Every year, around the time Americans celebrate Thanksgiving, the world’s Muslims celebrate Tabaski.
I’m not talking about the hot sauce of a similar name, though you’ll soon find out Tabaski can be equally tough on the senses of a novice.
The main feature of Tabaski is that each male head of a Muslim household is required to slaughter a ram, a nod to the Old Testament story of Abraham who demonstrated total faith in God by nearly plunging his knife into his own son.
“It is extremely important to find the means to get a sheep before Tabaski,” a local friend of mine named Sonko told me. “It is either a sheep or your first born male child,” he said half-jokingly.
In the days leading up to Tabaski, the Muslims of Dakar are in a bit of a frenzy. Lots of deals are taking place – people borrowing against future wages to buy a good ram, family members shipping in well-fed sheep in from grassier Mauritania and Mali , people taking their animals down to the beach for a good cleaning in the sea before the big day. I even saw a man in a Toyota Corolla chauffeuring a sheep, standing awkwardly in the back seat, down the highway.
On the morning of Tabaski, the first call to prayer wafts through the windows before sunrise. Muslims put on their finest clothes. Colourful dresses and headscarves for the women, and long shiny tunics for the men called booboos. At about 9am, everyone goes to the mosque for an hour of formal prayer, largely centered on lessons in compassion, laying the groundwork for the day and year ahead.
“Tabaski is about faith and generosity,” said another Muslim friend. “The compassion is not just for people – Muslims, Christians, black, white – but also for animals. It sounds strange on a day when we must slaughter sheep. But we believe, because it is killed on a sacred day, that it is going to paradise. We also ensure that we kill it quickly and humanely, which is something that we can not ensure when we go to the restaurant for a burger or a steak.”
After prayers, around 10am, is the slaughter.
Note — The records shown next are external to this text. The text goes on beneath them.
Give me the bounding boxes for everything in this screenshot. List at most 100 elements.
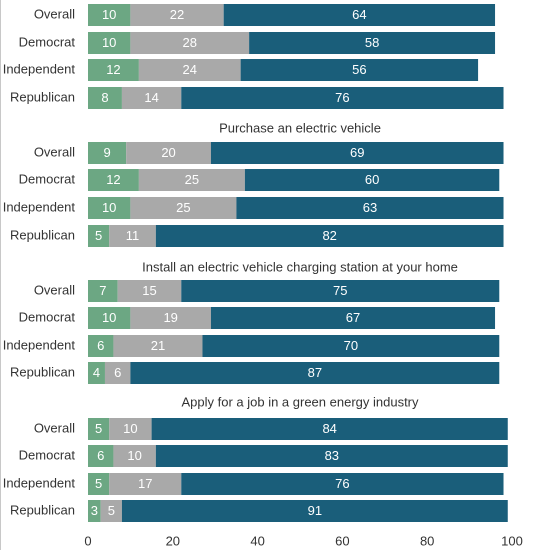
bar-segment <box>151 418 508 440</box>
data-label: 25 <box>176 200 190 215</box>
data-label: 6 <box>97 338 104 353</box>
row-label: Independent <box>3 61 76 76</box>
bar-segment <box>240 59 479 81</box>
data-label: 84 <box>322 421 336 436</box>
row-label: Republican <box>10 227 75 242</box>
data-label: 6 <box>114 365 121 380</box>
data-label: 14 <box>144 90 158 105</box>
bar-segment <box>117 280 182 302</box>
bar-segment <box>121 87 182 109</box>
row-label: Democrat <box>19 34 76 49</box>
data-label: 11 <box>126 228 140 243</box>
data-label: 10 <box>102 200 116 215</box>
data-label: 10 <box>102 7 116 22</box>
bar-segment <box>155 225 504 247</box>
data-label: 58 <box>365 35 379 50</box>
bar-segment <box>138 59 241 81</box>
data-label: 17 <box>138 476 152 491</box>
bar-segment <box>88 362 105 384</box>
row-label: Republican <box>10 89 75 104</box>
bar-segment <box>210 307 496 329</box>
data-label: 5 <box>95 421 102 436</box>
bar-segment <box>121 500 508 522</box>
x-tick-label: 100 <box>501 533 523 548</box>
bar-segment <box>130 307 211 329</box>
data-label: 12 <box>106 172 120 187</box>
bar-segment <box>88 280 118 302</box>
data-label: 8 <box>101 90 108 105</box>
data-label: 64 <box>352 7 366 22</box>
data-label: 69 <box>350 145 364 160</box>
data-label: 10 <box>102 35 116 50</box>
data-label: 63 <box>363 200 377 215</box>
data-label: 21 <box>151 338 165 353</box>
bar-segment <box>88 197 131 219</box>
bar-segment <box>210 142 504 164</box>
data-label: 70 <box>344 338 358 353</box>
bar-segment <box>181 87 504 109</box>
data-label: 3 <box>91 503 98 518</box>
data-label: 15 <box>142 283 156 298</box>
data-label: 5 <box>95 228 102 243</box>
row-label: Independent <box>3 337 76 352</box>
group-title: Apply for a job in a green energy indust… <box>181 394 419 409</box>
bar-segment <box>155 445 508 467</box>
group-title: Purchase an electric vehicle <box>219 120 381 135</box>
data-label: 12 <box>106 62 120 77</box>
x-tick-label: 0 <box>84 533 91 548</box>
bar-segment <box>126 142 211 164</box>
bar-segment <box>223 4 496 26</box>
data-label: 76 <box>335 476 349 491</box>
bar-segment <box>88 32 131 54</box>
bar-segment <box>88 500 101 522</box>
bar-segment <box>88 59 139 81</box>
data-label: 20 <box>161 145 175 160</box>
left-rule <box>0 0 1 550</box>
data-label: 91 <box>308 503 322 518</box>
data-label: 67 <box>346 310 360 325</box>
data-label: 10 <box>102 310 116 325</box>
bar-segment <box>88 418 110 440</box>
data-label: 9 <box>103 145 110 160</box>
bar-segment <box>249 32 496 54</box>
bar-segment <box>113 445 156 467</box>
row-label: Independent <box>3 199 76 214</box>
bar-segment <box>130 362 500 384</box>
data-label: 19 <box>163 310 177 325</box>
data-label: 5 <box>108 503 115 518</box>
bar-segment <box>88 445 114 467</box>
bar-segment <box>181 473 504 495</box>
data-label: 6 <box>97 448 104 463</box>
row-label: Republican <box>10 364 75 379</box>
data-label: 82 <box>322 228 336 243</box>
bar-segment <box>236 197 504 219</box>
group-title: Install an electric vehicle charging sta… <box>142 259 458 274</box>
data-label: 75 <box>333 283 347 298</box>
bar-segment <box>100 500 122 522</box>
data-label: 25 <box>185 172 199 187</box>
row-label: Overall <box>34 420 75 435</box>
row-label: Overall <box>34 144 75 159</box>
bar-segment <box>109 225 156 247</box>
row-label: Democrat <box>19 447 76 462</box>
data-label: 76 <box>335 90 349 105</box>
data-label: 10 <box>127 448 141 463</box>
bar-segment <box>88 225 110 247</box>
data-label: 5 <box>95 476 102 491</box>
row-label: Overall <box>34 6 75 21</box>
bar-segment <box>88 473 110 495</box>
x-tick-label: 80 <box>420 533 434 548</box>
bar-segment <box>109 473 182 495</box>
bar-segment <box>88 307 131 329</box>
row-label: Democrat <box>19 309 76 324</box>
x-tick-label: 60 <box>335 533 349 548</box>
bar-segment <box>88 87 122 109</box>
data-label: 22 <box>170 7 184 22</box>
bar-segment <box>202 335 500 357</box>
bar-segment <box>88 169 139 191</box>
bar-segment <box>138 169 245 191</box>
bar-segment <box>88 142 127 164</box>
bar-segment <box>181 280 500 302</box>
data-label: 87 <box>308 365 322 380</box>
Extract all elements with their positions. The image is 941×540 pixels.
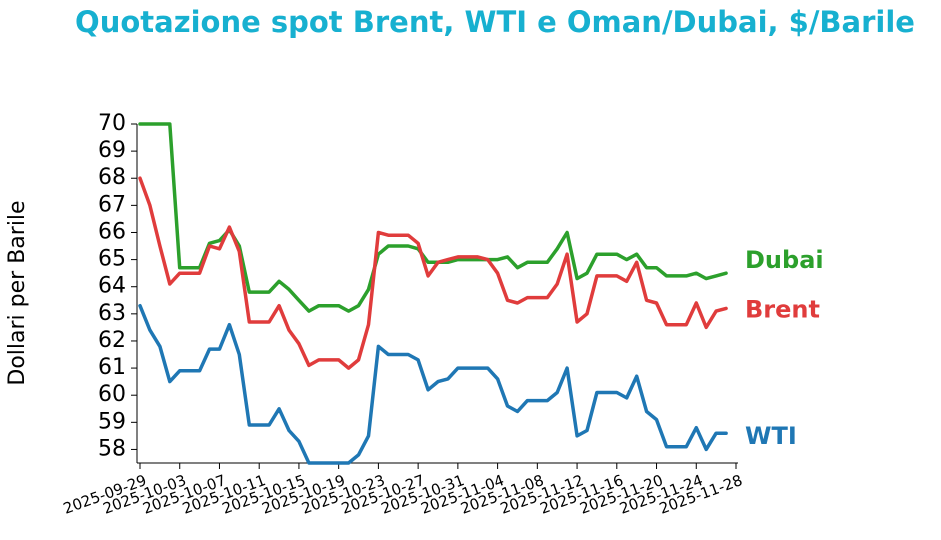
y-tick-label: 59	[98, 409, 126, 434]
y-axis-label: Dollari per Barile	[5, 200, 30, 385]
series-label: Dubai	[745, 246, 824, 274]
series-line	[138, 303, 728, 465]
y-tick-label: 69	[98, 138, 126, 163]
y-tick-label: 64	[98, 274, 126, 299]
y-tick-label: 58	[98, 436, 126, 461]
y-tick-label: 66	[98, 219, 126, 244]
y-tick-label: 62	[98, 328, 126, 353]
series-label: Brent	[745, 295, 820, 323]
y-tick-label: 70	[98, 111, 126, 136]
y-tick-label: 61	[98, 355, 126, 380]
series-line	[138, 122, 728, 313]
y-tick-label: 68	[98, 165, 126, 190]
y-tick-label: 60	[98, 382, 126, 407]
y-tick-label: 67	[98, 192, 126, 217]
y-tick-label: 65	[98, 247, 126, 272]
series-label: WTI	[745, 422, 797, 450]
y-tick-label: 63	[98, 301, 126, 326]
series-line	[138, 176, 728, 370]
chart-title: Quotazione spot Brent, WTI e Oman/Dubai,…	[75, 5, 915, 39]
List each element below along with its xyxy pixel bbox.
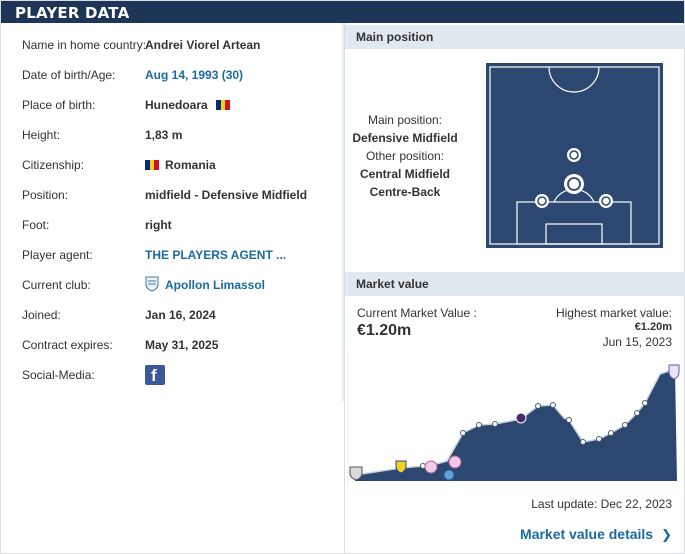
info-row-joined: Joined: Jan 16, 2024 (22, 305, 342, 325)
info-value-social (145, 365, 165, 391)
info-label: Height: (22, 128, 61, 142)
position-text: Main position: Defensive Midfield Other … (345, 111, 465, 201)
birthdate-link[interactable]: Aug 14, 1993 (30) (145, 68, 244, 82)
info-row-height: Height: 1,83 m (22, 125, 342, 145)
club-crest-markers (349, 364, 680, 481)
position-marker-centre-back-left (535, 194, 549, 208)
info-value-name: Andrei Viorel Artean (145, 38, 261, 52)
position-marker-defensive-midfield (564, 174, 584, 194)
info-row-birth: Date of birth/Age: Aug 14, 1993 (30) (22, 65, 342, 85)
current-value-label: Current Market Value : (357, 306, 477, 320)
player-info-list: Name in home country: Andrei Viorel Arte… (1, 23, 344, 553)
chevron-right-icon: ❯ (661, 527, 672, 542)
info-label: Foot: (22, 218, 50, 232)
info-row-position: Position: midfield - Defensive Midfield (22, 185, 342, 205)
info-value-foot: right (145, 218, 172, 232)
info-row-contract: Contract expires: May 31, 2025 (22, 335, 342, 355)
club-name[interactable]: Apollon Limassol (165, 278, 266, 292)
info-value-place: Hunedoara (145, 95, 230, 115)
info-label: Joined: (22, 308, 61, 322)
main-position-label: Main position: (367, 113, 443, 127)
market-value-title: Market value (345, 272, 685, 296)
info-value-citizenship: Romania (145, 155, 216, 175)
info-label: Date of birth/Age: (22, 68, 116, 82)
citizenship-text: Romania (165, 158, 216, 172)
main-position-title: Main position (345, 25, 685, 49)
other-position-value: Centre-Back (369, 185, 441, 199)
info-label: Name in home country: (22, 38, 147, 52)
market-value-chart[interactable] (345, 351, 685, 491)
info-row-citizenship: Citizenship: Romania (22, 155, 342, 175)
other-position-label: Other position: (365, 149, 445, 163)
apollon-crest-icon (145, 276, 159, 292)
column-divider (344, 23, 345, 553)
highest-value-label: Highest market value: (555, 306, 672, 320)
info-label: Social-Media: (22, 368, 95, 382)
position-marker-centre-back-right (599, 194, 613, 208)
info-label: Citizenship: (22, 158, 85, 172)
last-update: Last update: Dec 22, 2023 (531, 497, 672, 511)
info-label: Current club: (22, 278, 91, 292)
highest-value-date: Jun 15, 2023 (602, 335, 672, 349)
info-row-club: Current club: Apollon Limassol (22, 275, 342, 295)
section-header: PLAYER DATA (1, 1, 684, 23)
other-position-value: Central Midfield (359, 167, 450, 181)
facebook-icon[interactable] (145, 365, 165, 386)
position-marker-central-midfield (567, 148, 581, 162)
romania-flag-icon (216, 100, 230, 110)
birthplace-text: Hunedoara (145, 98, 208, 112)
details-link-text[interactable]: Market value details (520, 526, 654, 542)
center-circle (548, 66, 600, 93)
current-value: €1.20m (357, 322, 412, 339)
info-label: Place of birth: (22, 98, 96, 112)
info-row-agent: Player agent: THE PLAYERS AGENT ... (22, 245, 342, 265)
info-value-height: 1,83 m (145, 128, 183, 142)
column-divider-shade (342, 23, 344, 401)
info-value-joined: Jan 16, 2024 (145, 308, 216, 322)
info-value-contract: May 31, 2025 (145, 338, 219, 352)
market-value-area (355, 369, 677, 481)
info-row-place: Place of birth: Hunedoara (22, 95, 342, 115)
market-value-details-link[interactable]: Market value details ❯ (520, 526, 672, 543)
info-row-social: Social-Media: (22, 365, 342, 386)
info-value-position: midfield - Defensive Midfield (145, 188, 308, 202)
info-row-name: Name in home country: Andrei Viorel Arte… (22, 35, 342, 55)
club-link[interactable]: Apollon Limassol (145, 275, 265, 295)
info-label: Contract expires: (22, 338, 113, 352)
highest-value: €1.20m (634, 321, 672, 333)
main-position-value: Defensive Midfield (352, 131, 458, 145)
info-label: Position: (22, 188, 69, 202)
goal-area (545, 223, 603, 245)
romania-flag-icon (145, 160, 159, 170)
info-label: Player agent: (22, 248, 93, 262)
pitch-diagram (486, 63, 663, 248)
agent-link[interactable]: THE PLAYERS AGENT ... (145, 248, 287, 262)
info-row-foot: Foot: right (22, 215, 342, 235)
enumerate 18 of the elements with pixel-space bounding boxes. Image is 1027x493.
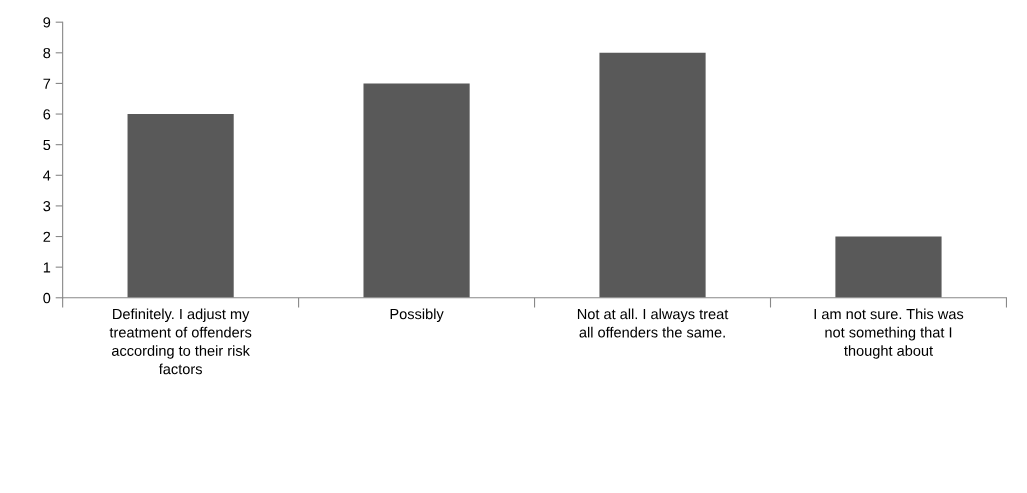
y-tick-label: 6 <box>43 109 51 120</box>
y-tick-label: 9 <box>43 17 51 28</box>
y-tick-label: 0 <box>43 292 51 304</box>
bar <box>599 52 706 298</box>
x-tick-label: Possibly <box>390 308 444 323</box>
x-tick-label: Definitely. I adjust my treatment of offenders according to their risk factors <box>109 308 252 375</box>
y-tick-label: 2 <box>43 231 51 242</box>
bar <box>127 114 234 298</box>
bar <box>835 236 942 298</box>
y-tick-label: 7 <box>43 78 51 89</box>
x-tick-label: I am not sure. This was not something that I thought about <box>814 308 964 359</box>
y-tick-label: 8 <box>43 47 51 59</box>
y-tick-label: 3 <box>43 201 51 212</box>
y-tick-label: 4 <box>43 170 51 181</box>
y-tick-label: 5 <box>43 139 51 151</box>
x-tick-label: Not at all. I always treat all offenders the same. <box>577 308 729 338</box>
y-tick-label: 1 <box>43 262 51 273</box>
bar <box>363 83 470 298</box>
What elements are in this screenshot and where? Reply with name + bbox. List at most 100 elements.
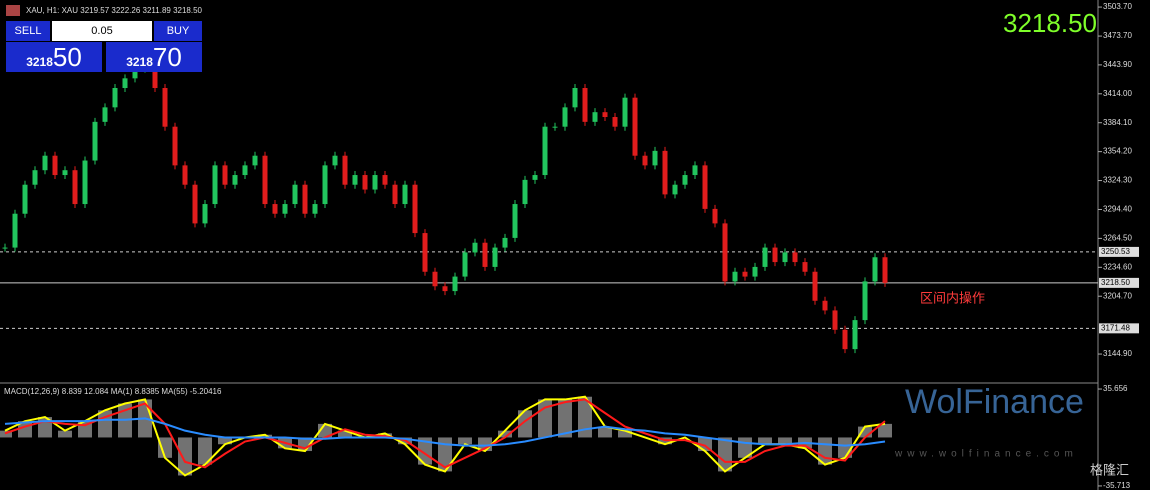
- candle: [112, 88, 118, 108]
- candle: [382, 175, 388, 185]
- candle: [562, 107, 568, 127]
- candle: [362, 175, 368, 190]
- candle: [132, 68, 138, 79]
- candle: [22, 184, 28, 214]
- histogram-bar: [258, 434, 272, 438]
- candle: [232, 175, 238, 185]
- histogram-bar: [598, 426, 612, 438]
- candle: [572, 88, 578, 108]
- candle: [62, 170, 68, 176]
- big-price: 3218.50: [1003, 8, 1097, 38]
- candle: [42, 155, 48, 171]
- candle: [872, 257, 878, 282]
- candle: [452, 276, 458, 292]
- histogram-bar: [198, 437, 212, 465]
- y-tick-label: 3324.30: [1103, 176, 1132, 185]
- candle: [522, 179, 528, 205]
- candle: [602, 112, 608, 118]
- y-tick-label: 3354.20: [1103, 147, 1132, 156]
- candle: [692, 165, 698, 176]
- candle: [122, 78, 128, 89]
- candle: [302, 184, 308, 214]
- histogram-bar: [718, 437, 732, 472]
- watermark-url: www.wolfinance.com: [894, 449, 1078, 460]
- candle: [702, 165, 708, 209]
- indicator-line: [4, 417, 886, 447]
- candle: [172, 126, 178, 166]
- candle: [742, 271, 748, 277]
- candle: [552, 126, 558, 128]
- candle: [52, 155, 58, 176]
- y-tick-label: 35.656: [1103, 384, 1128, 393]
- candle: [312, 204, 318, 214]
- candle: [832, 310, 838, 330]
- y-tick-label: 3384.10: [1103, 118, 1132, 127]
- histogram-bar: [58, 430, 72, 438]
- histogram-bar: [98, 410, 112, 438]
- candle: [822, 300, 828, 311]
- candle: [492, 247, 498, 267]
- buy-price[interactable]: 321870: [106, 42, 202, 72]
- candle: [12, 213, 18, 248]
- sell-button[interactable]: SELL: [6, 21, 50, 41]
- candle: [252, 155, 258, 166]
- candle: [662, 150, 668, 195]
- histogram-bar: [458, 437, 472, 445]
- histogram-bar: [758, 437, 772, 445]
- histogram-bar: [858, 426, 872, 438]
- candle: [412, 184, 418, 234]
- candle: [532, 175, 538, 180]
- candle: [592, 112, 598, 122]
- candle: [92, 121, 98, 161]
- y-tick-label: 3414.00: [1103, 89, 1132, 98]
- candle: [192, 184, 198, 224]
- histogram-bar: [558, 399, 572, 438]
- candle: [292, 184, 298, 205]
- y-tick-label: 3294.40: [1103, 205, 1132, 214]
- buy-button[interactable]: BUY: [154, 21, 202, 41]
- candle: [72, 170, 78, 205]
- sell-small: 3218: [26, 55, 53, 69]
- candle: [242, 165, 248, 176]
- histogram-bar: [178, 437, 192, 476]
- candle: [322, 165, 328, 205]
- histogram-bar: [498, 430, 512, 438]
- y-tick-label: 3473.70: [1103, 31, 1132, 40]
- flag-icon: [6, 5, 20, 16]
- histogram-bar: [158, 437, 172, 458]
- histogram-bar: [218, 437, 232, 445]
- price-level-box: [1099, 246, 1139, 257]
- candle: [712, 208, 718, 224]
- candle: [472, 242, 478, 253]
- candle: [512, 204, 518, 238]
- candle: [682, 175, 688, 185]
- candle: [852, 320, 858, 350]
- price-level-label: 3250.53: [1101, 247, 1130, 256]
- candle: [862, 281, 868, 321]
- candle: [182, 165, 188, 185]
- sell-price[interactable]: 321850: [6, 42, 102, 72]
- price-level-box: [1099, 277, 1139, 288]
- candle: [812, 271, 818, 301]
- y-tick-label: 3204.70: [1103, 291, 1132, 300]
- candle: [792, 252, 798, 263]
- candle: [722, 223, 728, 282]
- price-level-label: 3171.48: [1101, 323, 1130, 332]
- candle: [422, 233, 428, 272]
- candle: [202, 204, 208, 224]
- candle: [622, 97, 628, 127]
- candle: [752, 266, 758, 277]
- candle: [212, 165, 218, 205]
- candle: [162, 88, 168, 127]
- candle: [2, 247, 8, 249]
- macd-title: MACD(12,26,9) 8.839 12.084 MA(1) 8.8385 …: [4, 387, 222, 396]
- source-logo: 格隆汇: [1090, 462, 1129, 477]
- price-level-label: 3218.50: [1101, 278, 1130, 287]
- volume-input[interactable]: 0.05: [52, 21, 152, 41]
- candle: [652, 150, 658, 166]
- candle: [272, 204, 278, 214]
- candle: [282, 204, 288, 214]
- histogram-bar: [338, 430, 352, 438]
- y-tick-label: 3264.50: [1103, 233, 1132, 242]
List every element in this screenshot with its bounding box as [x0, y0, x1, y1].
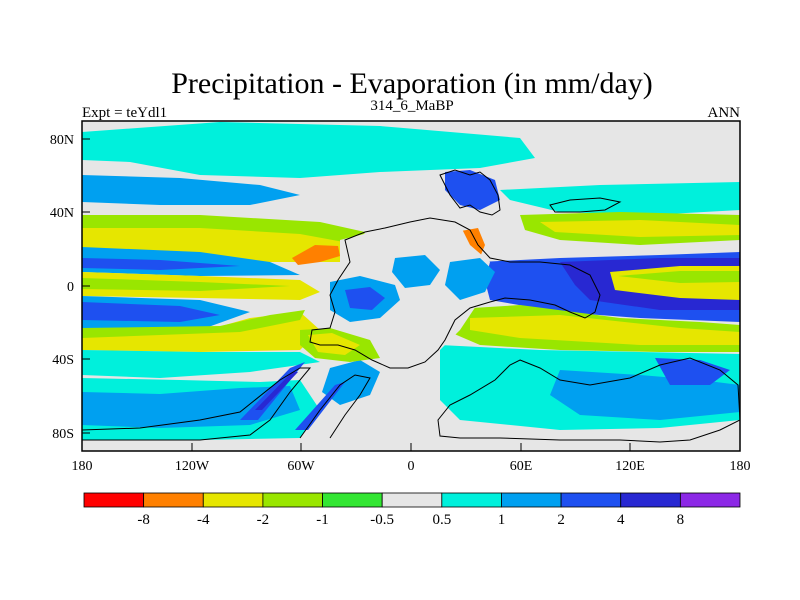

I don’t need to describe it in too much detail, but I can tell you that the next few hours of the day are intense. Things happen on the streets of Dakar that U.S. law would restrict to a federally licensed facility.
Allasane is host to my brother Rob and I for the late morning events. Walking around the corner to his family’s abode – a maze of alleyways and modest rooms in downtown Dakar -- I see young men and women hard at work chopping, cutting and cleaning. Fresh sheep hides are drying in the sun, a pail of intestines is being sorted for sausage skins. Bigger chunks of the animal are being brought inside for food preparation. The head rests on the sidewalk. Nothing is wasted.
I see Allasane and he offers me his forearm to shake instead of his gore-stained hand.
“It gives me and my family great pleasure that you have come,” he says with a genuine smile. “Please come eat, we have already started grilling one of the sheep.”
He brings us into his room, furnished with a few photos, a mattress and a single plastic chair. The three of us sit on the floor and chat a bit, the sounds of the kitchen just outside and the smoke from the earliest cuts to be grilled. A woman comes in with a large metal bowl with cooked meat, onions and potatoes and sets it between us. We wash our hands in a bowl of water and then dig in, no utensils, no napkins.
The mutton is tough, but tasty. And of course, fresh. There’s something indescribably good about food – veggies, meat, whatever – that hasn’t had its vitality sucked out of it through weeks in a deep freeze. Rob’s eyes are watering a bit from the smoke, but we’re both holding up quite well to this new experience. My only serious misstep is to accidentally grab a slice of an organ that looked at first to be lean meat. I slip it back into the bowl when no one is looking.
After not too long, we graciously say our thank yous to Allasane and his family. They keep asking us to stay, offering us more food, smiling and chatting. But the socializing and the big meal have filled us up. We drive off feeling pretty happy, impressed by their warmth, impressed by the food.
I realize then that Tabaski isn’t so different from Thanksgiving after all. I wonder, though. Do their sheep meet our turkeys when they make it to paradise?